If parent post is correct, though, the "innovation" being protected is basically "we used to send signal over wire. Now that both endpoints have LAN, I'll send that signal over the LAN".
That, like many other software patents, is not "obvious is retrospect". It's not even "obvious idea at the time", it's less than that. It's just inertia. It's a decisionless decision.
But aren't patents supposed to protect implementations of ideas, not the ideas themselves? So then "keeping state between autonomous devices connected via LAN" seems like a worthwhile implementation, regardless of whether all the individual components were already existing in other technology domains.
Besides, I don't think that consensus-based asynchronous state protocols like Paxos were widely available in 2003 (and even so, implementing Paxos on a resource-constrained device like e.g. an Arduino might still qualify for a patent in 2021).
> But aren't patents supposed to protect implementations of ideas, not the ideas themselves?
This is the problem with software patents. The border between ideas and implementation is not as clear.
Strictly the answer to your question is no. Copyright protects the implementation, and patents protect the ideas. But where's the difference between an idea, and a design?
For software, what's the difference between a design and the implementation? Sure, you may actually have a separate design (and not "the implementation is the design"), but in software the step from "design" to "implementation" isn't "manufacturing".
Sure, even for physical goods, and their patents, the patent is often not sufficient to create a working system.
For those holding software patents, they have to also list all ideas they have around that. Because there are patent trolls who check for new patents, and then file patents around that, creating a mine field so tight that you cannot even use your own invention.
Analogy: you patent a laser pointer, and immediately someone patents all possible use cases for a laser pointer they can think of (point at things during presentation, aim weapons, exercise cats[1], project things onto a wall, stick the laser pointer in a handheld device, have a button on the laser pointer, non-chargable batteries in the laser pointer, chargable batteries, mains powered, capacitor powered, etc… etc…

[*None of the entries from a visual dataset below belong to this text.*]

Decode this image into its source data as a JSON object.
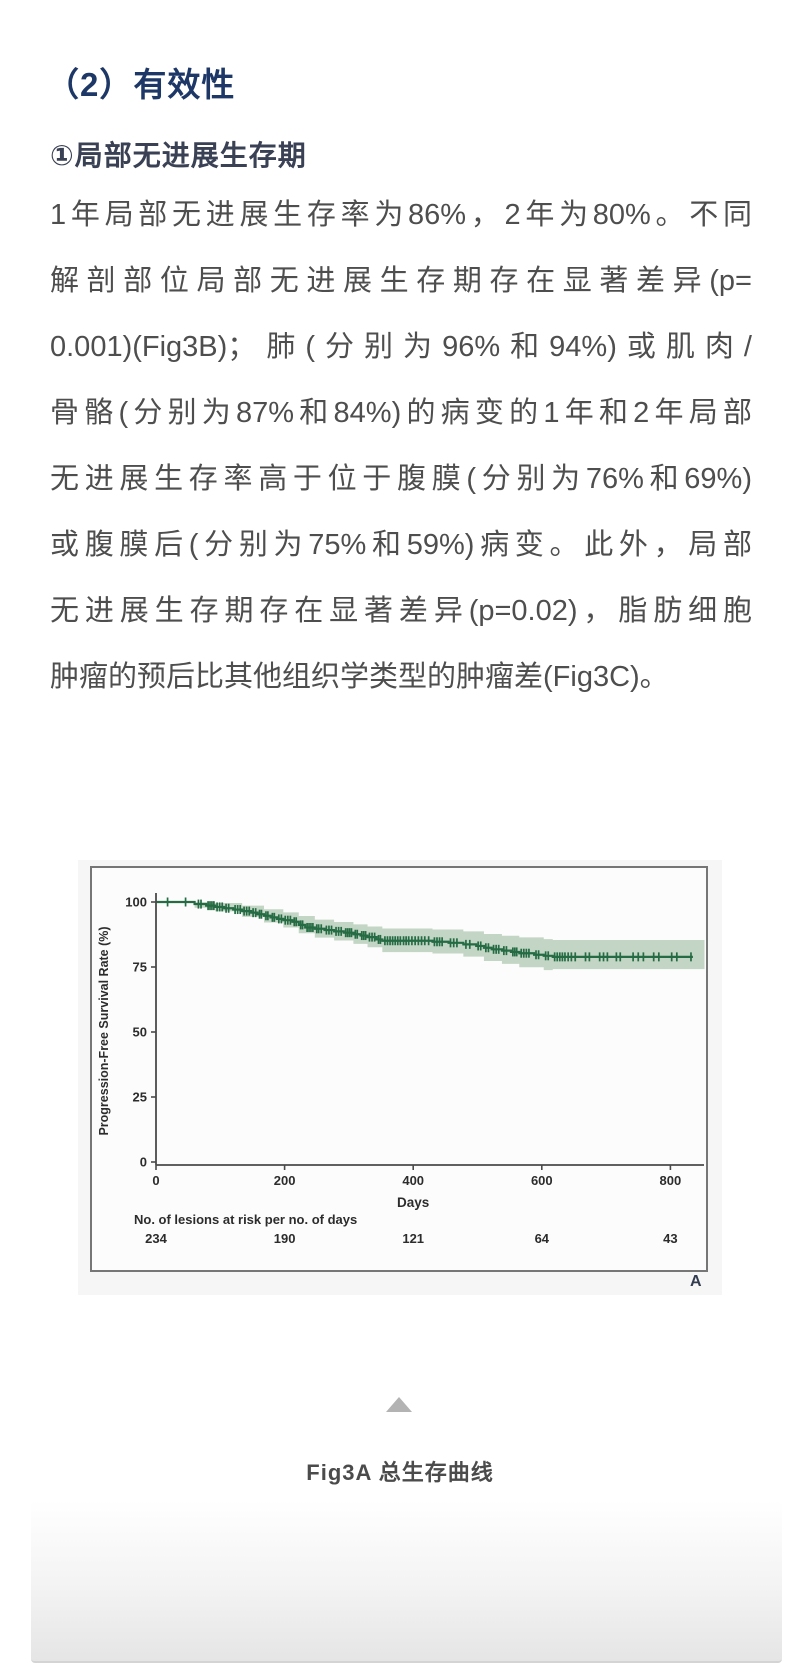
{
  "page": {
    "section_title": "（2）有效性",
    "subsection_title": "①局部无进展生存期",
    "body_lines": [
      "1年局部无进展生存率为86%，2年为80%。不同",
      "解剖部位局部无进展生存期存在显著差异(p=",
      "0.001)(Fig3B)；肺(分别为96%和94%)或肌肉/",
      "骨骼(分别为87%和84%)的病变的1年和2年局部",
      "无进展生存率高于位于腹膜(分别为76%和69%)",
      "或腹膜后(分别为75%和59%)病变。此外，局部",
      "无进展生存期存在显著差异(p=0.02)，脂肪细胞",
      "肿瘤的预后比其他组织学类型的肿瘤差(Fig3C)。"
    ],
    "caption": "Fig3A 总生存曲线"
  },
  "figure": {
    "panel_label": "A"
  },
  "colors": {
    "heading": "#1d3766",
    "body_text": "#4e4e4e",
    "curve": "#256b43",
    "band": "#c3d5c4",
    "axis": "#4a4a4a",
    "chart_text": "#2c2c2c",
    "triangle": "#b3b3b3"
  },
  "chart_data": {
    "type": "line",
    "subtype": "kaplan-meier-step",
    "title": "",
    "xlabel": "Days",
    "ylabel": "Progression-Free Survival Rate (%)",
    "xlim": [
      0,
      855
    ],
    "ylim": [
      0,
      100
    ],
    "x_ticks": [
      0,
      200,
      400,
      600,
      800
    ],
    "y_ticks": [
      0,
      25,
      50,
      75,
      100
    ],
    "grid": false,
    "legend": "none",
    "risk_label": "No. of lesions at risk per no. of days",
    "risk_days": [
      0,
      200,
      400,
      600,
      800
    ],
    "risk_counts": [
      234,
      190,
      121,
      64,
      43
    ],
    "annotations": {
      "survival_1yr_pct": 86,
      "survival_2yr_pct": 80
    },
    "curve_end_day": 835,
    "steps": [
      [
        0,
        100
      ],
      [
        60,
        99.2
      ],
      [
        78,
        98.6
      ],
      [
        92,
        98.1
      ],
      [
        106,
        97.6
      ],
      [
        120,
        97.1
      ],
      [
        134,
        96.5
      ],
      [
        148,
        95.9
      ],
      [
        158,
        95.3
      ],
      [
        168,
        94.7
      ],
      [
        178,
        94.1
      ],
      [
        188,
        93.5
      ],
      [
        198,
        93.0
      ],
      [
        212,
        92.4
      ],
      [
        222,
        91.2
      ],
      [
        232,
        90.2
      ],
      [
        247,
        89.7
      ],
      [
        262,
        89.2
      ],
      [
        277,
        88.7
      ],
      [
        292,
        88.2
      ],
      [
        307,
        87.6
      ],
      [
        318,
        87.1
      ],
      [
        329,
        86.5
      ],
      [
        343,
        85.6
      ],
      [
        352,
        85.1
      ],
      [
        430,
        84.7
      ],
      [
        455,
        84.3
      ],
      [
        478,
        83.7
      ],
      [
        498,
        83.1
      ],
      [
        510,
        82.4
      ],
      [
        522,
        81.8
      ],
      [
        538,
        81.3
      ],
      [
        552,
        80.8
      ],
      [
        565,
        80.3
      ],
      [
        588,
        79.7
      ],
      [
        603,
        79.3
      ],
      [
        617,
        78.9
      ]
    ],
    "censors": [
      [
        18,
        100
      ],
      [
        46,
        100
      ],
      [
        66,
        99.2
      ],
      [
        70,
        99.2
      ],
      [
        81,
        98.6
      ],
      [
        84,
        98.6
      ],
      [
        87,
        98.6
      ],
      [
        90,
        98.6
      ],
      [
        95,
        98.1
      ],
      [
        99,
        98.1
      ],
      [
        103,
        98.1
      ],
      [
        109,
        97.6
      ],
      [
        113,
        97.6
      ],
      [
        123,
        97.1
      ],
      [
        127,
        97.1
      ],
      [
        131,
        97.1
      ],
      [
        137,
        96.5
      ],
      [
        141,
        96.5
      ],
      [
        145,
        96.5
      ],
      [
        151,
        95.9
      ],
      [
        155,
        95.9
      ],
      [
        161,
        95.3
      ],
      [
        164,
        95.3
      ],
      [
        171,
        94.7
      ],
      [
        174,
        94.7
      ],
      [
        181,
        94.1
      ],
      [
        184,
        94.1
      ],
      [
        191,
        93.5
      ],
      [
        195,
        93.5
      ],
      [
        201,
        93
      ],
      [
        205,
        93
      ],
      [
        209,
        93
      ],
      [
        215,
        92.4
      ],
      [
        218,
        92.4
      ],
      [
        225,
        91.2
      ],
      [
        228,
        91.2
      ],
      [
        235,
        90.2
      ],
      [
        238,
        90.2
      ],
      [
        241,
        90.2
      ],
      [
        244,
        90.2
      ],
      [
        250,
        89.7
      ],
      [
        253,
        89.7
      ],
      [
        257,
        89.7
      ],
      [
        265,
        89.2
      ],
      [
        269,
        89.2
      ],
      [
        273,
        89.2
      ],
      [
        280,
        88.7
      ],
      [
        284,
        88.7
      ],
      [
        288,
        88.7
      ],
      [
        295,
        88.2
      ],
      [
        298,
        88.2
      ],
      [
        301,
        88.2
      ],
      [
        304,
        88.2
      ],
      [
        310,
        87.6
      ],
      [
        313,
        87.6
      ],
      [
        320,
        87.1
      ],
      [
        323,
        87.1
      ],
      [
        326,
        87.1
      ],
      [
        332,
        86.5
      ],
      [
        336,
        86.5
      ],
      [
        340,
        86.5
      ],
      [
        346,
        85.6
      ],
      [
        349,
        85.6
      ],
      [
        356,
        85.1
      ],
      [
        360,
        85.1
      ],
      [
        364,
        85.1
      ],
      [
        368,
        85.1
      ],
      [
        372,
        85.1
      ],
      [
        376,
        85.1
      ],
      [
        380,
        85.1
      ],
      [
        385,
        85.1
      ],
      [
        389,
        85.1
      ],
      [
        393,
        85.1
      ],
      [
        398,
        85.1
      ],
      [
        403,
        85.1
      ],
      [
        408,
        85.1
      ],
      [
        413,
        85.1
      ],
      [
        418,
        85.1
      ],
      [
        424,
        85.1
      ],
      [
        433,
        84.7
      ],
      [
        437,
        84.7
      ],
      [
        441,
        84.7
      ],
      [
        445,
        84.7
      ],
      [
        458,
        84.3
      ],
      [
        463,
        84.3
      ],
      [
        468,
        84.3
      ],
      [
        482,
        83.7
      ],
      [
        488,
        83.7
      ],
      [
        501,
        83.1
      ],
      [
        505,
        83.1
      ],
      [
        513,
        82.4
      ],
      [
        517,
        82.4
      ],
      [
        525,
        81.8
      ],
      [
        529,
        81.8
      ],
      [
        533,
        81.8
      ],
      [
        541,
        81.3
      ],
      [
        545,
        81.3
      ],
      [
        555,
        80.8
      ],
      [
        558,
        80.8
      ],
      [
        561,
        80.8
      ],
      [
        568,
        80.3
      ],
      [
        572,
        80.3
      ],
      [
        576,
        80.3
      ],
      [
        580,
        80.3
      ],
      [
        591,
        79.7
      ],
      [
        595,
        79.7
      ],
      [
        606,
        79.3
      ],
      [
        610,
        79.3
      ],
      [
        620,
        78.9
      ],
      [
        624,
        78.9
      ],
      [
        628,
        78.9
      ],
      [
        632,
        78.9
      ],
      [
        636,
        78.9
      ],
      [
        641,
        78.9
      ],
      [
        646,
        78.9
      ],
      [
        652,
        78.9
      ],
      [
        668,
        78.9
      ],
      [
        674,
        78.9
      ],
      [
        690,
        78.9
      ],
      [
        696,
        78.9
      ],
      [
        702,
        78.9
      ],
      [
        716,
        78.9
      ],
      [
        722,
        78.9
      ],
      [
        742,
        78.9
      ],
      [
        750,
        78.9
      ],
      [
        758,
        78.9
      ],
      [
        774,
        78.9
      ],
      [
        782,
        78.9
      ],
      [
        802,
        78.9
      ],
      [
        810,
        78.9
      ],
      [
        832,
        78.9
      ]
    ],
    "band": [
      [
        60,
        100,
        97.8
      ],
      [
        92,
        99.6,
        96.4
      ],
      [
        134,
        98.6,
        94.3
      ],
      [
        168,
        97.2,
        92.1
      ],
      [
        198,
        96.0,
        90.2
      ],
      [
        222,
        94.6,
        88.0
      ],
      [
        247,
        93.2,
        86.3
      ],
      [
        277,
        92.3,
        85.2
      ],
      [
        307,
        91.4,
        83.9
      ],
      [
        329,
        90.6,
        82.6
      ],
      [
        352,
        89.8,
        80.7
      ],
      [
        430,
        89.4,
        80.2
      ],
      [
        478,
        88.7,
        79.0
      ],
      [
        510,
        87.7,
        77.3
      ],
      [
        538,
        87.0,
        76.2
      ],
      [
        565,
        86.4,
        74.9
      ],
      [
        603,
        85.7,
        73.8
      ],
      [
        617,
        85.4,
        74.2
      ],
      [
        853,
        85.4,
        74.2
      ]
    ]
  }
}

Anyway, a comment field is not sufficient to explore just why software don't fit well under the model of patents.
> For those holding software patents, they have to also list all ideas they have around that. > Because there are patent trolls who check for new patents, and then file patents around that, creating a mine field so tight that you cannot even use your own invention.
This is something I never understood. When someone submits those type of patents, the patent officer most certainly knows the 'prior art' original patent exists. So why is this not patent 'obviousness'?
Aside from how the patent office no longer checks for prior art, but lets court fight it out, there's also the fact that technically these are not duplicates of prior art.
Technically using a laser pointer to exercise a cat is a new invention. Technically after that exercising a dog is another invention.
But even when not as obvious as that, imagine that you file a patent for the phone, and immediately someone patents every "step two", like the phone exchange, the ring, etc, to the point where you can't actually use your invention without licensing the next step.
That's one reason patent applications can be vague. It's not that they are not going to do the next step, is that they are patenting step 1 now, and are "inventing" step two right after.
Because the patent office now pretty much just checks if something is the same as prior art and let's the issue of obviousness or usefulness be settled in litigation.
That, like many other software patents, is not "obvious is retrospect". It's not even "obvious idea at the time", it's less than that. It's just inertia. It's a decisionless decision.
It's patenting "not stepping in a puddle".